Stable winter energy costs projected for city

WESTFIELD – A number of factors are expected to reduce the volatility of winter energy costs and “soften” price hikes which have occurred for both electricity and natural gas the last several years.
Westfield Gas & Electric Department General Manager Dan Howard said winter energy costs in New England will continue to be higher than in other part of the country because of the limited pipeline transmission capabilities.
“While natural gas supplies are plentiful, the delivery infrastructure in the Northeast remain inadequate,” Howard said to member of the Municipal Light Board Wednesday night.
“The demand for natural gas, particularly in the electric generation business, had been relatively flat when the pipelines were built in the 1950,” Howard said. “Gas accounted for about 10 percent of the electrical generation. This began changing about a decade ago and in 2014, roughly half of electric generation was fueled by natural gas.”
The reliance on gas for electrical generation links the cost of the two energy sources, as the delivered price of gas increased, so does the price of electricity.
Howard said that because the Northeast has become more reliant on natural gas for electricity generation new strategies are being put into place by ISO-New England which regulates supply and transmission of electrical power.
ISO-NE can require generation companies, with dual fuel generators, to burn oil during peak natural gas demands. That dual fuel capacity drops the demand for natural gas, lowering the price, and because of the drop in the cost of fuel oil, stabilizes the cost of electrical power.
“Despite the record cold weather we experienced in February 2015, other market factors worked in unison to cap New England delivered gas prices,” Howard said, adding that those factor are still in place for the upcoming winter season.
Howard said the collapse of crude oil prices resulted in stocks selling at half the cost of the previous year, making conversion to fuel oil more feasible.
Another factor is that foreign LNG (liquefied natural gas) prices are tied to the cost of oil, so the drop in crude oil was also reflected in a drop of LNG which “flowed into the New England market, unlike the previous (2014) winter,” Howard said.
A third factor moderating the cost of energy was the steps taken by ISO New England which “provided incentives to oil, gas and dual fuel generators to secure supply in advance of the onset of winter, creating greater supply availability.”
Howard said that historically, electrical generators have purchased fuel, gas or oil, on the spot markets rather than locking in fuel supply, a practice that contributed to the volatility of the energy market as fuel prices peaked and the additional costs were passed on to customers.

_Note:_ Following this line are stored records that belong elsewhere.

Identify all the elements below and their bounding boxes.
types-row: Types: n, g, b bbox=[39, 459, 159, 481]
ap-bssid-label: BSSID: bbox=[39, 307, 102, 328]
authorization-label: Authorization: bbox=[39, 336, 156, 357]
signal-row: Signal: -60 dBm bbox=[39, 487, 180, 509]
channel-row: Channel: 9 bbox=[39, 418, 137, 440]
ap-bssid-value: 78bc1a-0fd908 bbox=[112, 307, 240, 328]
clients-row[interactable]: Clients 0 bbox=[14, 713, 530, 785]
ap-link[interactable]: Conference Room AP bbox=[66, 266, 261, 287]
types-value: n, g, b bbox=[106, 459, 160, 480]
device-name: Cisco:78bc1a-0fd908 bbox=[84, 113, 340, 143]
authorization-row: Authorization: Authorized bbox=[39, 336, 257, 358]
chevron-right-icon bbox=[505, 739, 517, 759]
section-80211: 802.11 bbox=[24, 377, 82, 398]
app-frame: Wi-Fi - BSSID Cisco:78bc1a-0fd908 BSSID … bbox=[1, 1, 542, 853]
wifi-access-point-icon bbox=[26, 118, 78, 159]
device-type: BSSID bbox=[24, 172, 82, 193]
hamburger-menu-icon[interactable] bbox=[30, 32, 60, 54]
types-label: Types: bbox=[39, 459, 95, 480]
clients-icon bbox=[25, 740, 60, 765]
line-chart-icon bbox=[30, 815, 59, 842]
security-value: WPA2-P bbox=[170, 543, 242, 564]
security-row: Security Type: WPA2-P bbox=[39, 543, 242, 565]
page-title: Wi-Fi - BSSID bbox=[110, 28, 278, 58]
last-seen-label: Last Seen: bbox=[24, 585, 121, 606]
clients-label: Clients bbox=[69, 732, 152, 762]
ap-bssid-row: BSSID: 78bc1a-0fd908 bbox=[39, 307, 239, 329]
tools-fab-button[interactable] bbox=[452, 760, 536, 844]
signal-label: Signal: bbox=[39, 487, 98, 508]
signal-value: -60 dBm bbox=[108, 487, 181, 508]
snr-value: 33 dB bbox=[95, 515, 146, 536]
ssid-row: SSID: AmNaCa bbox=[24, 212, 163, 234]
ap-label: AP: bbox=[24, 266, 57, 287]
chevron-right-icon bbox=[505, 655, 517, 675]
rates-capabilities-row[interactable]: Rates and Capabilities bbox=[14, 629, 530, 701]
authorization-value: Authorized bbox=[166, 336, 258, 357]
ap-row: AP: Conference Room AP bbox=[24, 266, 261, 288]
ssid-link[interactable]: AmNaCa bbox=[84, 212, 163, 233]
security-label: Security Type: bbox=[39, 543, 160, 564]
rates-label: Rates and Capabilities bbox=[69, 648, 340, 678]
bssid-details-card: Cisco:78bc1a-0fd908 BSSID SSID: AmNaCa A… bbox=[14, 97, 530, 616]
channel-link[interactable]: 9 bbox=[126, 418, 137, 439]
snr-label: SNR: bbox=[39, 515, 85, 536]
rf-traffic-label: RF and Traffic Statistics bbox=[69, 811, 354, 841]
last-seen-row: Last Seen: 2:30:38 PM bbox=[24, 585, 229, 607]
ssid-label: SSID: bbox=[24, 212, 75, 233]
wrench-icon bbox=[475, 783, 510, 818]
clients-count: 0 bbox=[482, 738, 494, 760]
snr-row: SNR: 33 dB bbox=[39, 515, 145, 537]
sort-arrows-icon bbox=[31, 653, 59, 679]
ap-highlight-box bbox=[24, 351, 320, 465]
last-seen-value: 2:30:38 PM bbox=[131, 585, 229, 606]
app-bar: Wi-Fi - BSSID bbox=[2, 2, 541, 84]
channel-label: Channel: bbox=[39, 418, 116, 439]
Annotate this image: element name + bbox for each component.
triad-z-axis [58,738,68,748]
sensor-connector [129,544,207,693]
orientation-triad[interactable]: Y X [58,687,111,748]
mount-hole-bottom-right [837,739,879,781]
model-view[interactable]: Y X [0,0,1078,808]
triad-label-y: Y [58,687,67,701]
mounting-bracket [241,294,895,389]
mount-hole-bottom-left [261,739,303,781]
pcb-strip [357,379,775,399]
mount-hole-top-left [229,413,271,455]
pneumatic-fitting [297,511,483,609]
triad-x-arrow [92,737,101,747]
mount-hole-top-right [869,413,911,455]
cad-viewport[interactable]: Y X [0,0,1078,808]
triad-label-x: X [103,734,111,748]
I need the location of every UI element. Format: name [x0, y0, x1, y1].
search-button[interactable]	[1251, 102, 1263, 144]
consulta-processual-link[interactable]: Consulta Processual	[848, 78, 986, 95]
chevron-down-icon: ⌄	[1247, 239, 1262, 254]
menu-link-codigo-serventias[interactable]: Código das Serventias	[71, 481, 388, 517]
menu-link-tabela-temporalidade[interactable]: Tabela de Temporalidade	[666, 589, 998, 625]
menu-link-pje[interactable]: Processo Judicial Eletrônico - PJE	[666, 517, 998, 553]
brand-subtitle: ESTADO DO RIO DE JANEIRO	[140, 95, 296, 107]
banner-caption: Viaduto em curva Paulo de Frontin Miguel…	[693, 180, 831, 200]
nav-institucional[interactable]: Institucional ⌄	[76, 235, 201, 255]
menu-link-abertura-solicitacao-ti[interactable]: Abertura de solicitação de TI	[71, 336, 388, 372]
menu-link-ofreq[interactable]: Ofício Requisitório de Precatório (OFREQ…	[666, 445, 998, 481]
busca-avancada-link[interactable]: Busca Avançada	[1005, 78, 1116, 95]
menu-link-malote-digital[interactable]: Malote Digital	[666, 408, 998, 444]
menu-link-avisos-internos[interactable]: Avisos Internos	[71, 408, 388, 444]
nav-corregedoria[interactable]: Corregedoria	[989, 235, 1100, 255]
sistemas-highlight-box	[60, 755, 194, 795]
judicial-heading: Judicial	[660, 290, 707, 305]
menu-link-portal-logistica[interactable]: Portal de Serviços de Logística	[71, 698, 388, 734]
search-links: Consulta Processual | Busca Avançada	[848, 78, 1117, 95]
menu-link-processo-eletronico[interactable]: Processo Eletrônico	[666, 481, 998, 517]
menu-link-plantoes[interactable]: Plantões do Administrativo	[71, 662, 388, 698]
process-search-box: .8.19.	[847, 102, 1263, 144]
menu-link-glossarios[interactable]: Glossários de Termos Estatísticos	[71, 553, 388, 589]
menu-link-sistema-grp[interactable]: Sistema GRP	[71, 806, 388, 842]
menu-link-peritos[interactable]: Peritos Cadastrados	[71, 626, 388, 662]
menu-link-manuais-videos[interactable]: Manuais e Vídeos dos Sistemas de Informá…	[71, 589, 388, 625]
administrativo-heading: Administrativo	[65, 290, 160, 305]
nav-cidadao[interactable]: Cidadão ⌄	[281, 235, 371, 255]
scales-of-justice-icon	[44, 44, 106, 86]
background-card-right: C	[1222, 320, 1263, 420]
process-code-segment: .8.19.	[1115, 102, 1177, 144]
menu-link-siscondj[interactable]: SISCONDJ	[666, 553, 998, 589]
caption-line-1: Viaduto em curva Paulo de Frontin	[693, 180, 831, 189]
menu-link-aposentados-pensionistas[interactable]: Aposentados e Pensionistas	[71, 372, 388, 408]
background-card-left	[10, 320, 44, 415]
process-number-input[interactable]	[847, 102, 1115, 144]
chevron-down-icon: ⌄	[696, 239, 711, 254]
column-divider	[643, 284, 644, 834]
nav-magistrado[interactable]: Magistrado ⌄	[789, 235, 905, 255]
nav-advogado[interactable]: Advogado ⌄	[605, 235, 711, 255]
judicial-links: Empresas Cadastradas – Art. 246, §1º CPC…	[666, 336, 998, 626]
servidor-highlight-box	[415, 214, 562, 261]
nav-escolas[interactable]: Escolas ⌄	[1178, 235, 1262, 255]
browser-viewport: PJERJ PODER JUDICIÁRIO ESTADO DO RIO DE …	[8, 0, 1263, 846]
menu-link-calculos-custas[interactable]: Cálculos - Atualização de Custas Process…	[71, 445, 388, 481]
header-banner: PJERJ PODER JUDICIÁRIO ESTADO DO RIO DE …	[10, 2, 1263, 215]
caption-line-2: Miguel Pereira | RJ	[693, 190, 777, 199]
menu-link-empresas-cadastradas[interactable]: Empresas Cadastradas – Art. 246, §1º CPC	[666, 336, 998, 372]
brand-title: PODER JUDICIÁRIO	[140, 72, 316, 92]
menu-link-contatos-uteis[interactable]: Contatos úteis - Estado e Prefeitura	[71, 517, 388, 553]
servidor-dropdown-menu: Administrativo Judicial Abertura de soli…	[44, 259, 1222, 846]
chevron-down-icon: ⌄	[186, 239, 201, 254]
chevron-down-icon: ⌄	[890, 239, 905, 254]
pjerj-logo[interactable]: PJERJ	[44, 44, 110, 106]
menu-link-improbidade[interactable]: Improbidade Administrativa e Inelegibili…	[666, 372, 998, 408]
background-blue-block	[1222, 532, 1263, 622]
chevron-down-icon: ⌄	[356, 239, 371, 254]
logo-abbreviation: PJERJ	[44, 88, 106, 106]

The other result of the historical spot market fuel purchases is that it does not provide incentive to the pipeline transmission companies to invest in new infrastructure.
“Pipeline capacity is added only to meet the needs of gas customers requesting primary firm service and who are willing to execute long-term firm transportation contracts that pay for the required capital investment and operating costs,” Howard said. ”Without long term firm commitments and arrangements, (pipeline) projects do not proceed and if they do, permitting and construction often take years.”